When you have a second, Google “celebrate the civil war.” Page after page of links will pop up. Open a couple and have a read. We did. And below, we offer a sampling of what we found:
“Beginning in 2011, the United States will celebrate the 150th Anniversary of the American Civil War. Celebrations will be held throughout the country to commemorate events associated with the conflict.”
“Huron Valley to celebrate Civil War Sesquicentennial this weekend.”

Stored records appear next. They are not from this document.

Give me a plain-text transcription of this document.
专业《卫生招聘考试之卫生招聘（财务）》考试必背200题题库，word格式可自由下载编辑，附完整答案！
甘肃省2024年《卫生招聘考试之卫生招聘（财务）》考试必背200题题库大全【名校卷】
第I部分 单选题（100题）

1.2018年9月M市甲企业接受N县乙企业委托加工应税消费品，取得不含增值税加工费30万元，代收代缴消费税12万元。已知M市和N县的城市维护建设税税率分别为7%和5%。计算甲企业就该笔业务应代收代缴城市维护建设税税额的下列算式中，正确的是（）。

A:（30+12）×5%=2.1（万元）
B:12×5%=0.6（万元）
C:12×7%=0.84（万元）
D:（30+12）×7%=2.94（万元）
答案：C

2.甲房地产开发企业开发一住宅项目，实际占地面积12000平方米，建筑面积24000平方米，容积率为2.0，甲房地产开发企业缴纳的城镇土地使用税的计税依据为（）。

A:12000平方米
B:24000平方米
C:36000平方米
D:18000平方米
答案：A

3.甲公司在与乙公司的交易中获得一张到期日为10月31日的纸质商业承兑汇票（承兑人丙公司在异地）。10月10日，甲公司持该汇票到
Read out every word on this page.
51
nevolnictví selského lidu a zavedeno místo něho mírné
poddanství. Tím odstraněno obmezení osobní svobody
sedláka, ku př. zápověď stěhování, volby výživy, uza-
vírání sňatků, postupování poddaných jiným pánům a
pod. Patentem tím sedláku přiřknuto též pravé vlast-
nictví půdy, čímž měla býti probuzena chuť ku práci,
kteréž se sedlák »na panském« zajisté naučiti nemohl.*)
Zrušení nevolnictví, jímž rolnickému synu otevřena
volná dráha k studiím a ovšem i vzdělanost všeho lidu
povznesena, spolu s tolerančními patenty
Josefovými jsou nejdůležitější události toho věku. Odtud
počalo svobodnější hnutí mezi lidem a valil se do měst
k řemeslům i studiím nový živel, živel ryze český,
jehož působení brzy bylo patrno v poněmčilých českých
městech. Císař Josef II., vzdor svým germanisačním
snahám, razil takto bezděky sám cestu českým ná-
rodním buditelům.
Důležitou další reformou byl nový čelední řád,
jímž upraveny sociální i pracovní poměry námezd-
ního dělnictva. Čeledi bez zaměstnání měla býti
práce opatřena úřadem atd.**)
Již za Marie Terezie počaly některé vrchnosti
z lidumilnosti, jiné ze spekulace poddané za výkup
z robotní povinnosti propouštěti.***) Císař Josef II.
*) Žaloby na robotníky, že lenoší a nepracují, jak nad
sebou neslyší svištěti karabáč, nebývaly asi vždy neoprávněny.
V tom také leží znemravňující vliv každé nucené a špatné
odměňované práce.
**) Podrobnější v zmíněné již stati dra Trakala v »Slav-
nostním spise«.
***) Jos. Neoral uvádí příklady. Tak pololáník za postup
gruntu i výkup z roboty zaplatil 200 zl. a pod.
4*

“State prepares to celebrate 150th anniversary of Civil War.”
“McDonnell invites Obama to celebrate civil war sesquicentennial in Virginia.”
“Senator: Blacks can celebrate Civil War.”
Celebrate a war? Celebrate devastation, disease, and death?
Stop! Think! Have we no better language skills to express our passion for heritage, history, and humanity?
Celebrate the death of 620,000 Americans? Does this strike you as totally inept, inappropriate…ignorant?
In fairness, much of the above probably comes from naïve writers accustomed to chronicling the every-day Americana of sports and politics…celebrating Super Bowls, U.S. Opens, and March Madness … celebrating “historic” elections, red or blue states, and our ever-changing voter demographics.
But what is there to celebrate when you go to Arlington, Gettysburg, or Andersonville? What is there to celebrate when your great-great grandfather lost his home at Fredericksburg, his arm at Winchester, and his yankee brother in the Wilderness?
Think, America. You’re grabbing the wrong action verb. These tragic, heart-rending , yet epic events are not to be celebrated … but commemorated.
The upcoming First Manassas sesquicentennial next week denotes no opening kickoff 150 years ago. Yes, one side would lose and the other side would win. (And yes, the ignorant–more on this in a future Examiner post–still refer to holders of the Medal of Honor as “winners.”) But it was not a contest to be cheered, applauded, and celebrated.
For war is the worst possible way to solve our problems. Yet it endures … and sometimes … it looms as the only way … to remedy a wrong.
Yet when it’s over… we, the survivors, humbly need to acknowledge the sacrifice of those who gave the last full measure, bind up our wounds, and resolve to find a better way for our children.